Let’s take some words from Bidirectional Typing Survey:
Drawing inspiration from relevance logic, which requires variables to be used at least once (as opposed to the exactly-once constraint of linear logic), Chlipala et al. [2005] require a let-bound variable to be used at least once. This allows them to reverse the typing rule for let-expressions, reducing the annotation burden of the basic Pfenning recipe: no annotation is needed on the let-bound expression. Their typing contexts contain checking variables, whose moding is similar to the variables in our backwards bidirectional system. Such a variable must occur at least once in a checking position; that occurrence determines the type of the variable, which can be treated as synthesizing in all other occurrences.
This conclusion actually motivates quite well, we make it concrete here: consider to check a let binding expression let f = \x.x in f
with the type Int -> Int
. We can desugar this one into a function application, which becomes to check (\f. f) (\x. x)

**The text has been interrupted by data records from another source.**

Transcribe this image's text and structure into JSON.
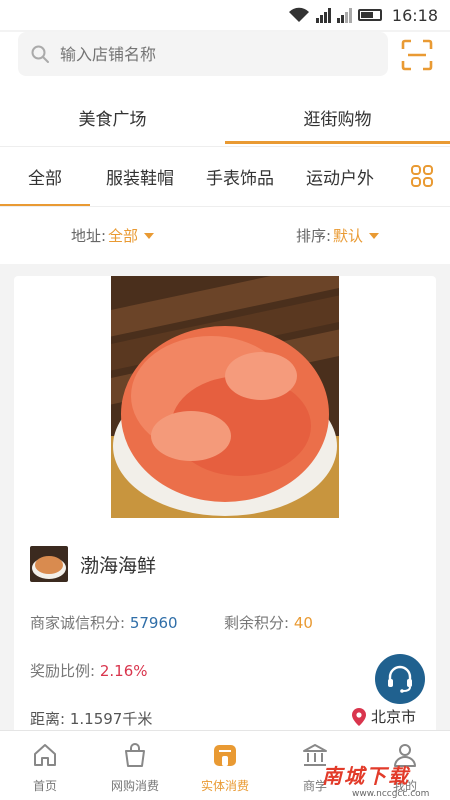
{
  "status_bar": {
    "time": "16:18"
  },
  "search": {
    "placeholder": "输入店铺名称"
  },
  "main_tabs": [
    {
      "label": "美食广场",
      "active": false
    },
    {
      "label": "逛街购物",
      "active": true
    }
  ],
  "category_tabs": [
    {
      "label": "全部",
      "active": true
    },
    {
      "label": "服装鞋帽",
      "active": false
    },
    {
      "label": "手表饰品",
      "active": false
    },
    {
      "label": "运动户外",
      "active": false
    }
  ],
  "filters": {
    "address_label": "地址:",
    "address_value": "全部",
    "sort_label": "排序:",
    "sort_value": "默认"
  },
  "store": {
    "name": "渤海海鲜",
    "credit_label": "商家诚信积分:",
    "credit_value": "57960",
    "remaining_label": "剩余积分:",
    "remaining_value": "40",
    "reward_label": "奖励比例:",
    "reward_value": "2.16%",
    "distance_label": "距离:",
    "distance_value": "1.1597千米",
    "city": "北京市"
  },
  "bottom_nav": [
    {
      "label": "首页",
      "icon": "home-icon",
      "active": false
    },
    {
      "label": "网购消费",
      "icon": "shopping-bag-icon",
      "active": false
    },
    {
      "label": "实体消费",
      "icon": "store-icon",
      "active": true
    },
    {
      "label": "商学",
      "icon": "bank-icon",
      "active": false
    },
    {
      "label": "我的",
      "icon": "user-icon",
      "active": false
    }
  ],
  "watermark": {
    "title": "南城下载",
    "url": "www.nccgcc.com"
  },
  "colors": {
    "accent": "#e99a33",
    "blue": "#2f6ea8",
    "red": "#d9354d",
    "service": "#20618f"
  }
}
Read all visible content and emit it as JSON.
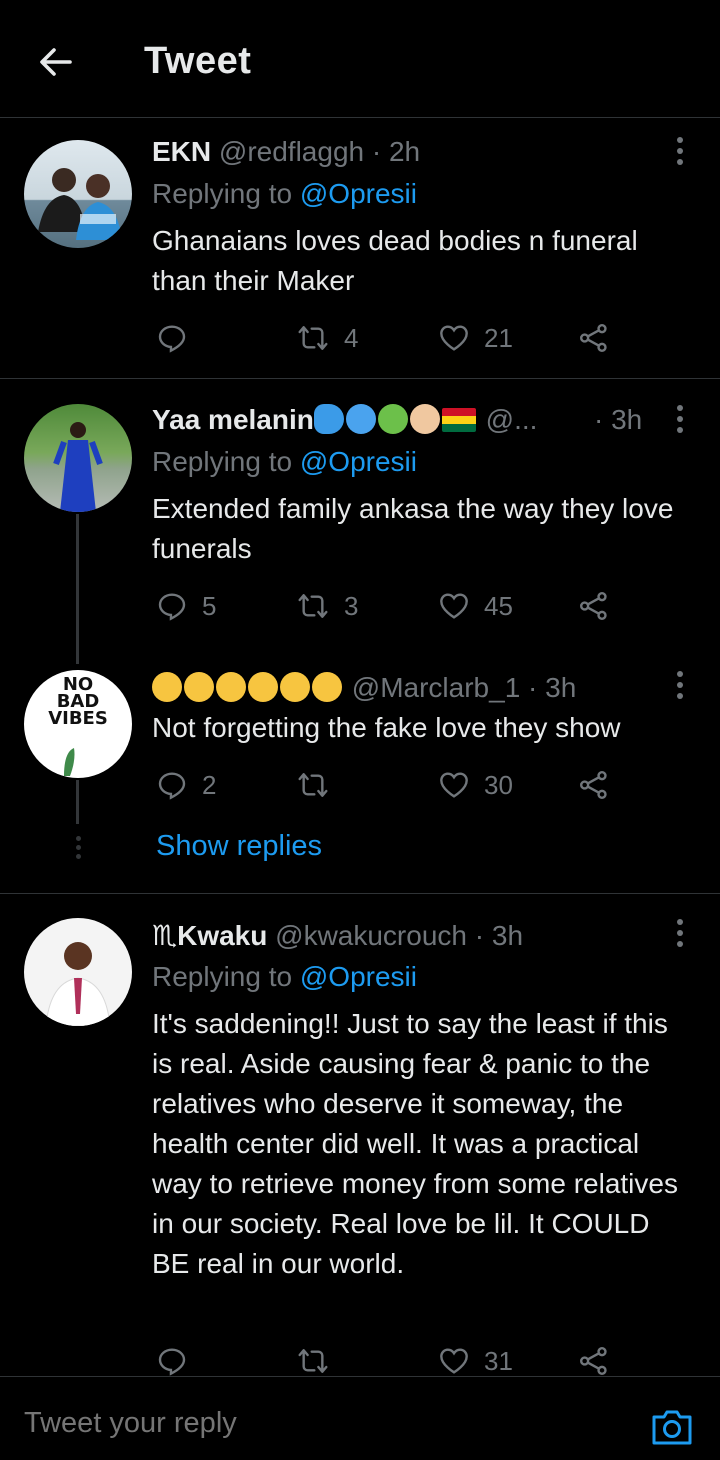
{
  "header": {
    "title": "Tweet"
  },
  "tweets": [
    {
      "name": "EKN",
      "handle": "@redflaggh",
      "time": "· 2h",
      "replying_prefix": "Replying to",
      "replying_to": "@Opresii",
      "text": "Ghanaians loves dead bodies n funeral than their Maker",
      "replies": "",
      "retweets": "4",
      "likes": "21"
    },
    {
      "name": "Yaa melanin",
      "handle": "@...",
      "time": "· 3h",
      "replying_prefix": "Replying to",
      "replying_to": "@Opresii",
      "text": "Extended family ankasa the way they love funerals",
      "replies": "5",
      "retweets": "3",
      "likes": "45"
    },
    {
      "name": "",
      "handle": "@Marclarb_1",
      "time": "· 3h",
      "text": "Not forgetting the fake love they show",
      "avatar_text": "NO BAD VIBES",
      "replies": "2",
      "retweets": "",
      "likes": "30"
    },
    {
      "name": "♏Kwaku",
      "handle": "@kwakucrouch",
      "time": "· 3h",
      "replying_prefix": "Replying to",
      "replying_to": "@Opresii",
      "text": "It's saddening!! Just to say the least if this is real. Aside causing fear & panic to the relatives who deserve it someway, the health center did well. It was a practical way to retrieve money from some relatives in our society. Real love be lil. It COULD BE real in our world.",
      "replies": "",
      "retweets": "",
      "likes": "31"
    }
  ],
  "show_replies": "Show replies",
  "reply_bar": {
    "placeholder": "Tweet your reply"
  },
  "colors": {
    "accent": "#1d9bf0",
    "muted": "#71767b",
    "text": "#e7e9ea",
    "background": "#000000"
  }
}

. Note here this term cannot be checked by conventional rules of bidirectional typing since we know nothing about the function and arguments.
?A = Int -> Int
------------------------------ Var
T; . |- \x. x <= ?A T; f : ?A |- f <= Int -> Int
--------------------------------------------------- App-Guess
T; . |- (\f. f) (\x. x) <= Int -> Int
We have a seperate context used for storing the unkown types, which will be solved in the variable case and get the information back.
It’s a temp understanding of this idea, I only have a vague intuition that if we have a strong property that “variables to be used at least once” then we can solve the ?A
but I haven’t get into the detail yet. Will come back and say more on this.